A small group of parents are really not happy that their children are getting free yoga classes in school. They are considering legal action against, well, whoever is giving them free lessons.
To start off, these are really very caring parents and want to see their children live a very healthy life, please don’t get a wrong image of them. They are not ignorant.
Now, lets try to find what want angers this caring parents. It is simple, learning yoga could mean their children could get influenced by eastern religion. Of course we don’t want that to happen, do we?
“There’s a deep concern that the Encinitas Union School District is using taxpayer resources to promote Ashtanga yoga and Hinduism, a religion system of beliefs and practices,” the parents’ attorney, Dean Broyles, told the North County Times (http://bit.ly/RUMM4T ).
In an Oct. 12 email to district Superintendent Tim Baird, Broyles called the yoga program unconstitutional and said he may take unspecified legal action unless the classes stop.
The lessons are funded by a $533,000, three-year grant from the Jois Foundation, a nonprofit group that promotes Asthanga yoga. Some schools began classes last month and others will begin holding them in January.
The classes involve traditional eastern breathing techniques and poses. The district chooses teachers and sets the curriculum while the foundation trains the teachers.
The district has removed any religious content from the twice-weekly classes, Baird said.
“I think that they really would like to think that, but I don’t think that, in actuality, it has been done,” said Mary Eady, who removed her son from the classes. “There’s really a lot of unease among a lot of parents.”

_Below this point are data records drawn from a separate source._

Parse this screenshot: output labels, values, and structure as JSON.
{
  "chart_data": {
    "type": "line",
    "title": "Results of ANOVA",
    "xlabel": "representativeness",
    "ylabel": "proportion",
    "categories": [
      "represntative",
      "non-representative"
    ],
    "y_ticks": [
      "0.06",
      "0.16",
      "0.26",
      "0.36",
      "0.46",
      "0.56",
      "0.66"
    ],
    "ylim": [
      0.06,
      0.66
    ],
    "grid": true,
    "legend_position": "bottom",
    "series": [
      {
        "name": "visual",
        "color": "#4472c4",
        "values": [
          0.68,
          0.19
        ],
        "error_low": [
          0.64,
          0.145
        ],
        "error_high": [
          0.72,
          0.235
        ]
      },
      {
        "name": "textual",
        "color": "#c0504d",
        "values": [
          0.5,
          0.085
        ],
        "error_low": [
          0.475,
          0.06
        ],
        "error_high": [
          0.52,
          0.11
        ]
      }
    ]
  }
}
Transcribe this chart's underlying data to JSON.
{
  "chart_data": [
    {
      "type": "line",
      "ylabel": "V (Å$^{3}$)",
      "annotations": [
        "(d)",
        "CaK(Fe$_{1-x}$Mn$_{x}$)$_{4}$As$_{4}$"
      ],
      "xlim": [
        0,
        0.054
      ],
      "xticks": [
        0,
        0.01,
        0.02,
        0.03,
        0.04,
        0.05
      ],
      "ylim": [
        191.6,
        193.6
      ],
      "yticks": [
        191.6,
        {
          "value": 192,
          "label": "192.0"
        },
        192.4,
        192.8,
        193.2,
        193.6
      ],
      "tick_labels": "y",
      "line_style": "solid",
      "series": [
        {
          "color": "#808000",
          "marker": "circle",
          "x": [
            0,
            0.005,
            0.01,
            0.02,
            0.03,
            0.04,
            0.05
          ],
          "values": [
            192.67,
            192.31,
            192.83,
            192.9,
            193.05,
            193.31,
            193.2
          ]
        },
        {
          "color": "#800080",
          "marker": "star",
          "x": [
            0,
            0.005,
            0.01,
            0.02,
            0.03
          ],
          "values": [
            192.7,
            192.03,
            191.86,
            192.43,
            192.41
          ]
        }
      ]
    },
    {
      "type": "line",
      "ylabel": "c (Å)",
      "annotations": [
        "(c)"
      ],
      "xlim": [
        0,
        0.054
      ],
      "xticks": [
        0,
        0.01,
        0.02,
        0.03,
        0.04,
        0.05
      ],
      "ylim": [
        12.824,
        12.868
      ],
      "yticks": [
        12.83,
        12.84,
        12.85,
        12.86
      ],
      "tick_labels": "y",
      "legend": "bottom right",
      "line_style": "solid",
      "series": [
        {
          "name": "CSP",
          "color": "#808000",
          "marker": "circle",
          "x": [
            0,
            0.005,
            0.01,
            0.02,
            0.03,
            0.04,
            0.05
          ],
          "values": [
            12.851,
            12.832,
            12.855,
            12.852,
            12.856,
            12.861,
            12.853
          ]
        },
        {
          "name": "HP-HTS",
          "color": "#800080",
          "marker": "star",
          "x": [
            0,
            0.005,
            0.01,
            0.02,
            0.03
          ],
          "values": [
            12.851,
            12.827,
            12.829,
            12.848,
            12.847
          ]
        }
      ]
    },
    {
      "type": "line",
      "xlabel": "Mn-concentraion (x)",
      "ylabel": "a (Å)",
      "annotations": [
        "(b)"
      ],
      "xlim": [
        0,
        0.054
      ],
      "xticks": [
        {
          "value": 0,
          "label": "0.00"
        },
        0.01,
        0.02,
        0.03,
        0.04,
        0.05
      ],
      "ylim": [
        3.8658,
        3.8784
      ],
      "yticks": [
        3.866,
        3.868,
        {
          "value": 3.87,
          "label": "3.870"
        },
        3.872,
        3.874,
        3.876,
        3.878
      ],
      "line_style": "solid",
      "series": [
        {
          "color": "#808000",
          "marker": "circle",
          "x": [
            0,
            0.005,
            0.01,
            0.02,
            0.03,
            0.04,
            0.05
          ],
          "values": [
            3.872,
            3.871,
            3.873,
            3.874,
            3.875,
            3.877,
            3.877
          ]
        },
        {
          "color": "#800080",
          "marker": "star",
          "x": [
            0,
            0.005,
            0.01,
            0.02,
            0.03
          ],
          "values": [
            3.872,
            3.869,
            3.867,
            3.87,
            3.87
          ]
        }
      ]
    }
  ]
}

The superintendent said only a few parents have pulled their children from the yoga classes and he did not expect district trustees to cancel the program.
“Our goal is that kids get a really healthy workout, that they get a chance to relax and reduce stress and yoga’s perfect for that,” Baird said.
“Yoga is a worldwide exercise regime utilized by people of many different faiths,” he said. “Yoga is part of our mainstream culture.”
Jois Foundation Director Eugene Ruffin denied the group is religious and said the board of directors includes people from various faiths.
“These therapies are headed toward trying to find solutions for some of the stress that these children find themselves in,” he said. “We’re trying to solve problems.”
The concerns of these parents are very legitimate, Yoga is full of acts of worship of various Gods, but it is only promoted as a way of exercise, as a matter of fact it does have that benifit.
Ultimately it comes to whether or not we consider it as an act of worship or an exercise. Because our intentions define our actions.